Arlington Road (1999)

reviewed by
Homer Yen


`Arlington Road' Reaches Its Destination
by Homer Yen
(c) 1999

`Arlington Road' is a film that I would characterize as ‘odd' for a summertime release. As you watch the film, it almost feels as if you're taking a summer course at your local community college called `The Current Socio-political Environment of Terrorism.' Would taking this kind of course be of any interest to you? Probably not when the classroom to the right features extra-terrestrials on parade and the classroom to the left features lesson in sex and baked goods. But that is not to say that this is a bad film. In fact, the more I think about it, the more I reflect positively on this offering.

`Arlington Road' introduces us to John Farraday (Jeff Bridges) as a professor of Terrorism. In class, he openly questions the effectiveness of the FBI and how it handles cases of domestic terrorism. He points out the Saint Louis Federal Building bombing, which is analogous to the tragedy of Oklahoma City. He tells his students that the FBI, after years of painstaking investigation, pinned all of the blame on just one man. How could one lone person be the instrument of such massive destruction, he asks his class. You can begin to see the seething distaste that he harbors for the FBI. Farraday also takes his class on a field trip to a place called Copper Creek where a fatal and unnecessary confrontation took place between those who lived on the property and federal agents. He explains that the FBI didn't do enough research before convincing themselves that the family living there was stockpiling guns for some future terrorist act. His wife, among several others, is subsequently killed in a gun battle. Sadly, he can never get past this personal tragedy, and it manifests itself into heightened paranoia and a deep suspicion about his new neighbor, Oliver Lang (Tim Robbins).

Lang is quite odd in many ways. He keeps to himself, carries himself as if he had something to hide, and wears a troubled look that's both suspect and menacing. Why does Lang not want Farraday to see his work? Why does Lang keep getting mail that he insists have been addressed to the wrong person? Why was Lang in Saint Louis right around the time the Federal Building was bombed? At this point, which is about 45 minutes into the film, the movie moves away from its philosophical stance and begins to take shape as a psychological drama. Can Farraday convince anyone that Lang is dangerous (including a friend who works for the FBI and his current girlfriend)? What's Lang's real story?
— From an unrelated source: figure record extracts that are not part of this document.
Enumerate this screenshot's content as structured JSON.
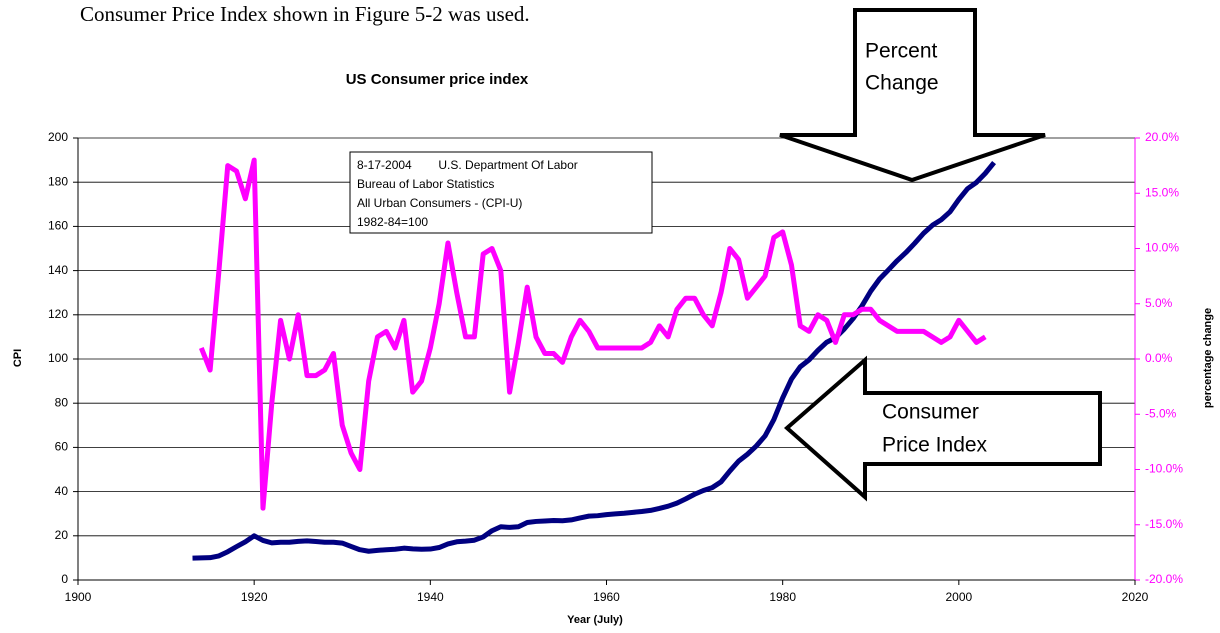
{
  "chart_data": {
    "type": "line",
    "note": "Consumer Price Index shown in Figure 5-2 was used.",
    "title": "US Consumer price index",
    "xlabel": "Year (July)",
    "ylabel": "CPI",
    "y2label": "percentage change",
    "source_lines": [
      "8-17-2004        U.S. Department Of Labor",
      "Bureau of Labor Statistics",
      "All Urban Consumers - (CPI-U)",
      "1982-84=100"
    ],
    "annotations": [
      {
        "lines": [
          "Percent",
          "Change"
        ]
      },
      {
        "lines": [
          "Consumer",
          "Price Index"
        ]
      }
    ],
    "xlim": [
      1900,
      2020
    ],
    "xticks": [
      1900,
      1920,
      1940,
      1960,
      1980,
      2000,
      2020
    ],
    "ylim": [
      0,
      200
    ],
    "yticks": [
      0,
      20,
      40,
      60,
      80,
      100,
      120,
      140,
      160,
      180,
      200
    ],
    "y2lim": [
      -20,
      20
    ],
    "y2ticks": [
      {
        "value": -20,
        "label": "-20.0%"
      },
      {
        "value": -15,
        "label": "-15.0%"
      },
      {
        "value": -10,
        "label": "-10.0%"
      },
      {
        "value": -5,
        "label": "-5.0%"
      },
      {
        "value": 0,
        "label": "0.0%"
      },
      {
        "value": 5,
        "label": "5.0%"
      },
      {
        "value": 10,
        "label": "10.0%"
      },
      {
        "value": 15,
        "label": "15.0%"
      },
      {
        "value": 20,
        "label": "20.0%"
      }
    ],
    "grid": true,
    "x": [
      1913,
      1914,
      1915,
      1916,
      1917,
      1918,
      1919,
      1920,
      1921,
      1922,
      1923,
      1924,
      1925,
      1926,
      1927,
      1928,
      1929,
      1930,
      1931,
      1932,
      1933,
      1934,
      1935,
      1936,
      1937,
      1938,
      1939,
      1940,
      1941,
      1942,
      1943,
      1944,
      1945,
      1946,
      1947,
      1948,
      1949,
      1950,
      1951,
      1952,
      1953,
      1954,
      1955,
      1956,
      1957,
      1958,
      1959,
      1960,
      1961,
      1962,
      1963,
      1964,
      1965,
      1966,
      1967,
      1968,
      1969,
      1970,
      1971,
      1972,
      1973,
      1974,
      1975,
      1976,
      1977,
      1978,
      1979,
      1980,
      1981,
      1982,
      1983,
      1984,
      1985,
      1986,
      1987,
      1988,
      1989,
      1990,
      1991,
      1992,
      1993,
      1994,
      1995,
      1996,
      1997,
      1998,
      1999,
      2000,
      2001,
      2002,
      2003,
      2004
    ],
    "series": [
      {
        "color": "#000080",
        "axis": "y",
        "values": [
          9.9,
          10.0,
          10.1,
          10.9,
          12.8,
          15.1,
          17.3,
          20.0,
          17.9,
          16.8,
          17.1,
          17.1,
          17.5,
          17.7,
          17.4,
          17.1,
          17.1,
          16.7,
          15.2,
          13.7,
          13.0,
          13.4,
          13.7,
          13.9,
          14.4,
          14.1,
          13.9,
          14.0,
          14.7,
          16.3,
          17.3,
          17.6,
          18.0,
          19.5,
          22.3,
          24.1,
          23.8,
          24.1,
          26.0,
          26.5,
          26.7,
          26.9,
          26.8,
          27.2,
          28.1,
          28.9,
          29.1,
          29.6,
          29.9,
          30.2,
          30.6,
          31.0,
          31.5,
          32.4,
          33.4,
          34.8,
          36.7,
          38.8,
          40.5,
          41.8,
          44.4,
          49.3,
          53.8,
          56.9,
          60.6,
          65.2,
          72.6,
          82.4,
          90.9,
          96.5,
          99.6,
          103.9,
          107.6,
          109.6,
          113.6,
          118.3,
          124.0,
          130.7,
          136.2,
          140.3,
          144.5,
          148.2,
          152.4,
          156.9,
          160.5,
          163.0,
          166.6,
          172.2,
          177.1,
          179.9,
          184.0,
          188.9
        ]
      },
      {
        "color": "#ff00ff",
        "axis": "y2",
        "values": [
          null,
          1,
          -1,
          8,
          17.5,
          17,
          14.5,
          18,
          -13.5,
          -4,
          3.5,
          0,
          4,
          -1.5,
          -1.5,
          -1,
          0.5,
          -6,
          -8.5,
          -10,
          -2,
          2,
          2.5,
          1,
          3.5,
          -3,
          -2,
          1,
          5,
          10.5,
          6,
          2,
          2,
          9.5,
          10,
          8,
          -3,
          1.5,
          6.5,
          2,
          0.5,
          0.5,
          -0.3,
          2,
          3.5,
          2.5,
          1,
          1,
          1,
          1,
          1,
          1,
          1.5,
          3,
          2,
          4.5,
          5.5,
          5.5,
          4,
          3,
          6,
          10,
          9,
          5.5,
          6.5,
          7.5,
          11,
          11.5,
          8.5,
          3,
          2.5,
          4,
          3.5,
          1.5,
          4,
          4,
          4.5,
          4.5,
          3.5,
          3,
          2.5,
          2.5,
          2.5,
          2.5,
          2,
          1.5,
          2,
          3.5,
          2.5,
          1.5,
          2,
          null
        ]
      }
    ]
  }
}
The movie appropriately takes its time in painting Farraday as a man passionate about his opinions and consumed with suspicion. I also enjoyed Joan Cusack, who plays Oliver's wife. She's sweet on the outside, but there's a scary beast within and she projects just the perfect facial expressions that make her absolutely eerie. What did strike me as odd was that near the end, the movie unexpectedly kicks it up two notches, like some thoroughbred rounding the final corner and sprinting towards the finish line. I enjoyed the unexpected ending that it led us to, but after establishing its pace, it finally succumbs to a bloody fistfight, car chases, and a whopping explosion. But let me say once again that this is a fair offering. Nonetheless, I'd still probably choose to enter the classroom on the left or on the right.